Besides inducing RANKL expression, the IL-6–gp130 system can regulate the expression of the apoptosis-related gene BCL2 through the JAK-STAT signaling pathway, resulting in excessive proliferation of synovial tissue, promoting RA occurrence and development.

Recently, several reports have indicated that WNT5A, a member of the noncanonical WNT5A family, is a conserved target of the STAT3 signaling cascade and may have important function in the pathogenesis of rheumatic diseases [810]. In fact, WNT5A is expressed in the synovial tissue of RA patients, and its expression is increased in RA FLS; WNT5A acts on osteoclast precursors and enhances the expression of RANK, thus promoting RANKL-induced osteoclastogenesis [10].

The goal of RA treatment is remission or low disease activity, ultimately slowing or preventing the progression of joint destruction. In RA and other inflammatory diseases, there are more than one million patients received treatment of TNF-α neutralizing agents, but about 45% patients with inflammatory arthritis are ineffective against TNF-α treatment. New drugs still needed to be developed. However, the harvest of IL-6–targeting therapy underlines the importance of blocking IL-6 in RA pathology.

Formulations targeting IL-6 cytokines are being studied extensively, such as the IL-6R blocker tocilizumab and selective small molecule inhibitors of IL-6. These patients failure to anti TNF-α treatment are effective using TCZ, so TNF-α and IL-6 play different roles in inflammation in joints. TCZ binds to both two forms of human IL-6R to inhibit IL-6 function, thereby reducing synovitis, cartilage and bone damage, and systemic inflammation in RA. Nevertheless, adverse effects have been reported in patients after TCZ treatment.
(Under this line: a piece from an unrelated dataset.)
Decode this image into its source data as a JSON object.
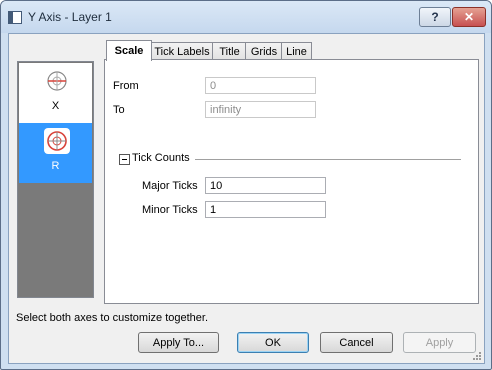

The most common adverse events are infection, rash, biochemical abnormalities, and so on [11]. So it is more important to develop new selective and specific inhibition.

In the present study, we report our development of a novel antibody that binds to gp130 with high affinity, evaluate its effectiveness, and explore its possible mechanism of action. We describe the development, characterization, and in vitro and vivo performance of the anti-gp130 antibody. We present our findings on RANKL and WNT5A function in osteoclastogenesis and study the effect of the anti-gp130 antibody on RANKL and WNT5A in IL-6–stimulated RA FLS in vitro and in a collagen antibody–induced arthritis (CAIA) mouse model. Taken together, our findings support the anti-gp130 antibody as an important regulator of cytokine-induced RANKL and WNT5A expression and the development of bone erosion in RA.


Upregulation of IL-6/sIL-6Rα/gp130 and bone destruction–related factors in RA

ELISA was used to compare the level of soluble inflammatory factors in the serum and synovial fluid (SF) of patients with RA with that in patients with osteoarthritis (OA) and in healthy controls. IL-6 was significantly elevated in RA SF compared to RA serum (P < 0.05), also was higher compared to OA serum (Figure 1A) (P < 0.01). Moreover, RA SF had increased sIL-6Rα levels compared to that of OA; these findings suggest that RA SF is more sensitive to IL-6 trans-signaling (Figure 1B) (P < 0.01). However, RA serum had the lowest expression of the IL-6 trans-signaling inhibitor sgp130 compared to OA serum and control serum. Therefore, the patients with RA had higher proportions of sIL-6Rα/sgp130, especially in SF (Figure 1C, 1D; control, n = 8; OA, n = 6; RA, n = 6). These findings indicate that the IL-6 signaling system is increased in patients with RA, as sgp130 is a natural antagonist of the gp130 signaling system in RA.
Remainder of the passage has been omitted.